I have an XML file which starts with <?xml version="1.0" encoding="iso-8859-2"?>
. I read it the following way:
SAXParserFactory.newInstance().newSAXParser().parse(is, handler);
where is
is an InputStream and handler
is some arbitrary handler.
Then I get this exception:
org.apache.harmony.xml.ExpatParser$ParseException: At line 41152, column 17: not well-formed (invalid token)
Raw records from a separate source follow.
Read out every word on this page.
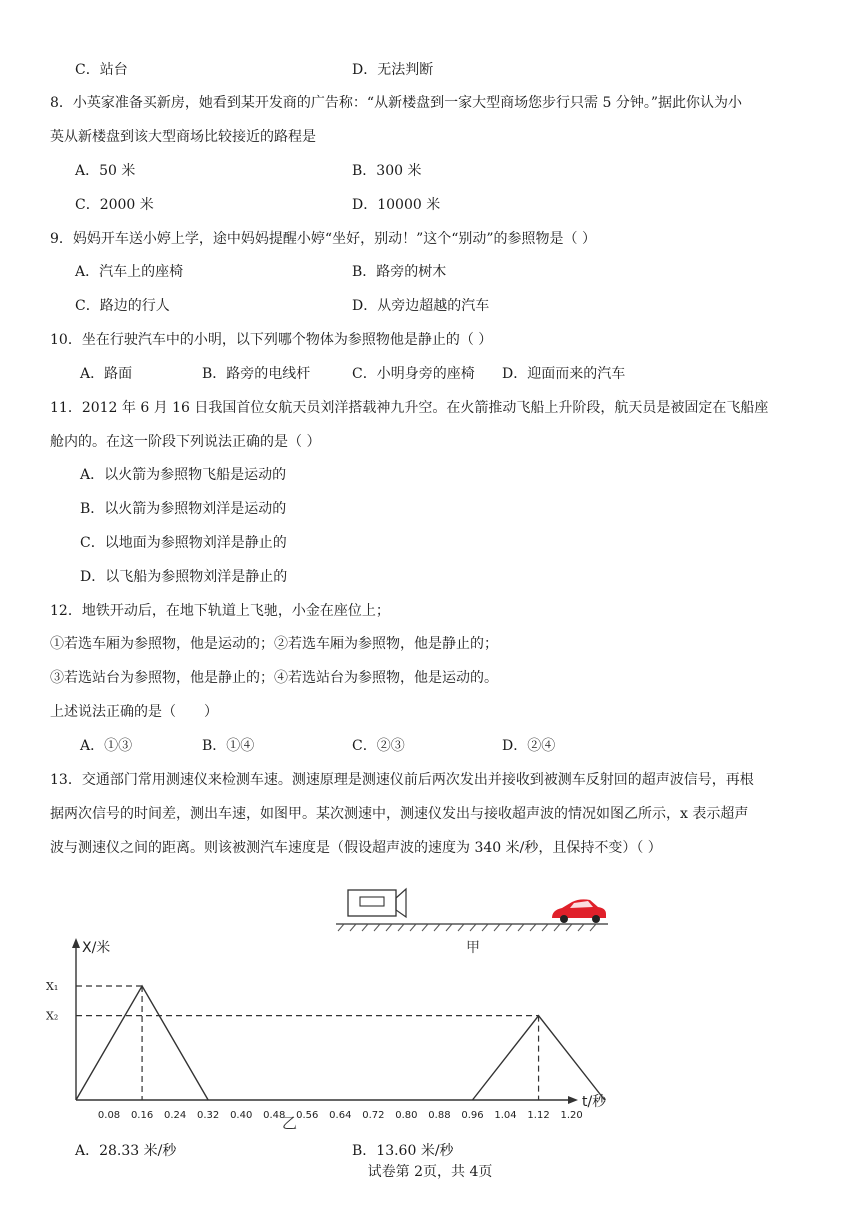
C．站台	D．无法判断
8．小英家准备买新房，她看到某开发商的广告称：“从新楼盘到一家大型商场您步行只需 5 分钟。”据此你认为小
英从新楼盘到该大型商场比较接近的路程是
A．50 米	B．300 米
C．2000 米	D．10000 米
9．妈妈开车送小婷上学，途中妈妈提醒小婷“坐好，别动！”这个“别动”的参照物是（ ）
A．汽车上的座椅	B．路旁的树木
C．路边的行人	D．从旁边超越的汽车
10．坐在行驶汽车中的小明，以下列哪个物体为参照物他是静止的（ ）
A．路面	B．路旁的电线杆	C．小明身旁的座椅 D．迎面而来的汽车
11．2012 年 6 月 16 日我国首位女航天员刘洋搭载神九升空。在火箭推动飞船上升阶段，航天员是被固定在飞船座
舱内的。在这一阶段下列说法正确的是（ ）
A．以火箭为参照物飞船是运动的
B．以火箭为参照物刘洋是运动的
C．以地面为参照物刘洋是静止的
D．以飞船为参照物刘洋是静止的
12．地铁开动后，在地下轨道上飞驰，小金在座位上；
①若选车厢为参照物，他是运动的；②若选车厢为参照物，他是静止的；
③若选站台为参照物，他是静止的；④若选站台为参照物，他是运动的。
上述说法正确的是（　　）
A．①③	B．①④	C．②③	D．②④
13．交通部门常用测速仪来检测车速。测速原理是测速仪前后两次发出并接收到被测车反射回的超声波信号，再根
据两次信号的时间差，测出车速，如图甲。某次测速中，测速仪发出与接收超声波的情况如图乙所示，x 表示超声
波与测速仪之间的距离。则该被测汽车速度是（假设超声波的速度为 340 米/秒，且保持不变）（ ）
甲
X/米
t/秒
X₁
X₂
0.08 0.16 0.24 0.32 0.40 0.48 0.56 0.64 0.72 0.80 0.88 0.96 1.04 1.12 1.20
乙
A．28.33 米/秒	B．13.60 米/秒
试卷第 2页，共 4页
Actually there is a degree sign at that position, enclosed in a CDATA like this:
<![CDATA[something °]]>
Using the charset iso-8859-2, the parser should accept almost any character, including this one. This seems not to be the case. What am I doing wrong?
EDIT
I'm doing all this on Android.
Weird: it seems that the parser completely ignores the encoding attribute. I converted the file to UTF-8 while leaving the header as is, and now my program can read it without error. Why is that??
(I'm making the InputStream like this: new BufferedInputStream(new FileInputStream(filename))
, i.e. without a reader, so that cannot be the error.)
I worked around the error by recognizing the encoding manually. I peeked the XML header and looked for the encoding
attribute (if available), extracted as a String, created a Java Charset
object from it by Charset.forName()
, then made a Reader with the given encoding and an InputSource over that Reader like this:
String encoding;
Charset charset;
[...]
Reader reader = new BufferedReader(new InputStreamReader(inputStream, charset));
InputSource inputSource = new InputSource(reader);
inputSource.setEncoding(encoding);
SAXParserFactory.newInstance().newSAXParser().parse(inputSource, myHandler);
Unfortunately I still don't know why the encoding could not be recognized automatically by the parser.